Reaktiver State mit Listener-Notification. Single-threaded, klassisches Rc<RefCell>-Pattern. Für UI-Frameworks wie Iced relevant.

Interessantes

Rc> = shared mutable, single-threaded.

Rc für mehrere Owner, RefCell für Mutation hinter geteilten Referenzen. Klassisch für Graphen, DLLs, Observer-Pattern, reaktiven State.

Arc> = shared mutable, threads.

Arc für Owner-Sharing zwischen Threads, Mutex für exklusive Mutation. Standardform für mutable Shared State in Threading-Code.

Arc> = read-heavy thread-shared.

Variante für viele Reader, wenige Writer. Skaliert besser als Mutex, wenn Read-Sektionen lang und Reads häufig sind.

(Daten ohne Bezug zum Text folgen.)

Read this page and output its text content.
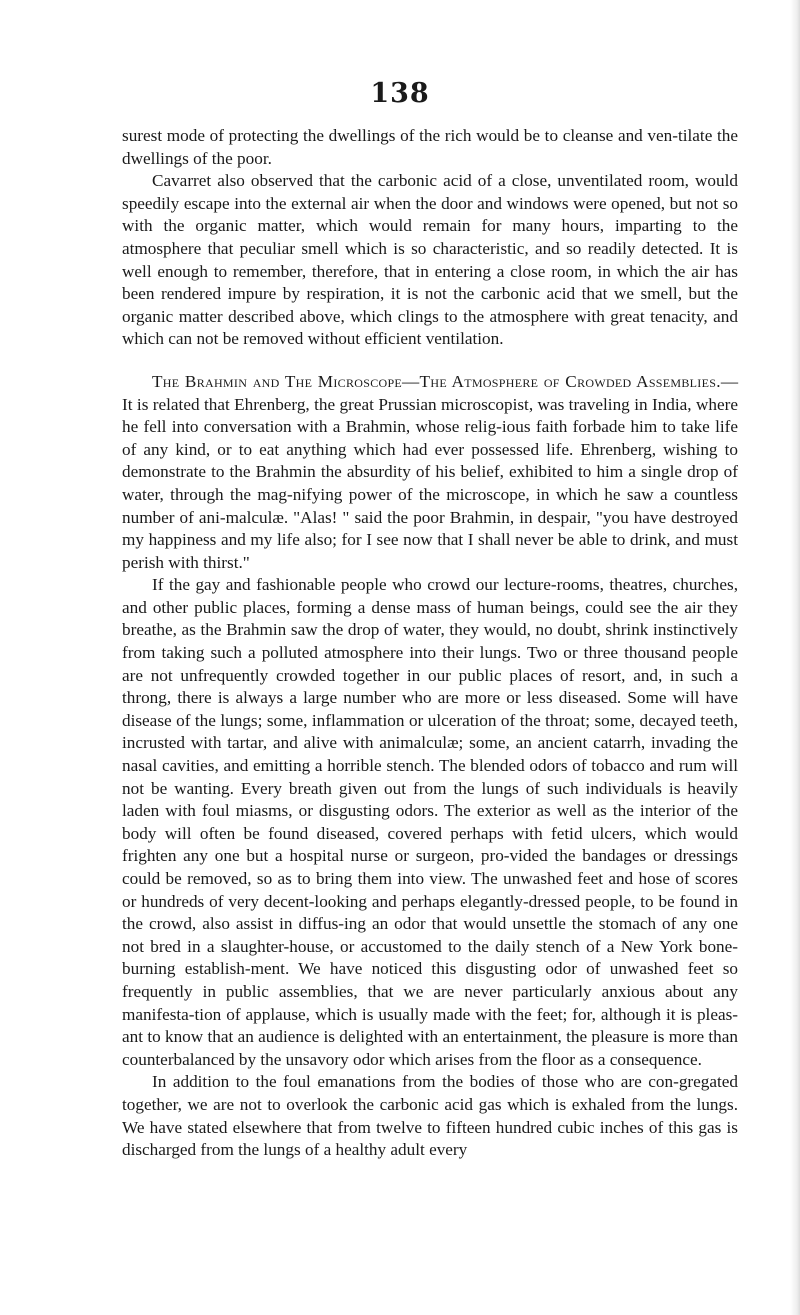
138

surest mode of protecting the dwellings of the rich would be to cleanse and ven-tilate the dwellings of the poor.

Cavarret also observed that the carbonic acid of a close, unventilated room, would speedily escape into the external air when the door and windows were opened, but not so with the organic matter, which would remain for many hours, imparting to the atmosphere that peculiar smell which is so characteristic, and so readily detected. It is well enough to remember, therefore, that in entering a close room, in which the air has been rendered impure by respiration, it is not the carbonic acid that we smell, but the organic matter described above, which clings to the atmosphere with great tenacity, and which can not be removed without efficient ventilation.

The Brahmin and The Microscope—The Atmosphere of Crowded Assemblies.—It is related that Ehrenberg, the great Prussian microscopist, was traveling in India, where he fell into conversation with a Brahmin, whose relig-ious faith forbade him to take life of any kind, or to eat anything which had ever possessed life. Ehrenberg, wishing to demonstrate to the Brahmin the absurdity of his belief, exhibited to him a single drop of water, through the mag-nifying power of the microscope, in which he saw a countless number of ani-malculæ. "Alas! " said the poor Brahmin, in despair, "you have destroyed my happiness and my life also; for I see now that I shall never be able to drink, and must perish with thirst."

If the gay and fashionable people who crowd our lecture-rooms, theatres, churches, and other public places, forming a dense mass of human beings, could see the air they breathe, as the Brahmin saw the drop of water, they would, no doubt, shrink instinctively from taking such a polluted atmosphere into their lungs. Two or three thousand people are not unfrequently crowded together in our public places of resort, and, in such a throng, there is always a large number who are more or less diseased. Some will have disease of the lungs; some, inflammation or ulceration of the throat; some, decayed teeth, incrusted with tartar, and alive with animalculæ; some, an ancient catarrh, invading the nasal cavities, and emitting a horrible stench. The blended odors of tobacco and rum will not be wanting. Every breath given out from the lungs of such individuals is heavily laden with foul miasms, or disgusting odors. The exterior as well as the interior of the body will often be found diseased, covered perhaps with fetid ulcers, which would frighten any one but a hospital nurse or surgeon, pro-vided the bandages or dressings could be removed, so as to bring them into view. The unwashed feet and hose of scores or hundreds of very decent-looking and perhaps elegantly-dressed people, to be found in the crowd, also assist in diffus-ing an odor that would unsettle the stomach of any one not bred in a slaughter-house, or accustomed to the daily stench of a New York bone-burning establish-ment. We have noticed this disgusting odor of unwashed feet so frequently in public assemblies, that we are never particularly anxious about any manifesta-tion of applause, which is usually made with the feet; for, although it is pleas-ant to know that an audience is delighted with an entertainment, the pleasure is more than counterbalanced by the unsavory odor which arises from the floor as a consequence.

In addition to the foul emanations from the bodies of those who are con-gregated together, we are not to overlook the carbonic acid gas which is exhaled from the lungs. We have stated elsewhere that from twelve to fifteen hundred cubic inches of this gas is discharged from the lungs of a healthy adult every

Rc-Klone und Borrows sind getrennt.

Rc::clone() ändert den Owner-Counter, beeinflusst borrow()/borrow_mut() nicht. Die XOR-Regel gilt nur für die Borrow-Aufrufe — du kannst beliebig viele Rc-Klone haben.

Doppel-Borrow im selben Thread = Panic.

RefCell prüft zur Laufzeit. let g = r.borrow(); r.borrow_mut(); → Panic. Lösung: Borrow-Lifetimes minimieren, in kleinen Scopes halten.

Mehrere Locks bei Mutex = Deadlock-Risiko.

Bei Arc-Mutex-Pattern mit mehreren Locks immer konsistente Lock-Reihenfolge. Sonst potentielles Deadlock zwischen Threads.

Weak gegen Reference-Cycles.

Bei beidirektionalen Strukturen (Eltern↔Kind, Subject↔Observer): owned Richtung mit Rc/Arc, back-link mit Weak. Sonst Memory-Leak.

Code-Smell bei Über-Verwendung.

Wenn überall Rc<RefCell> steht, ist oft das Datenmodell falsch. Alternativen prüfen: Arena+Index, Channels, klares Ownership mit &-Borrowing.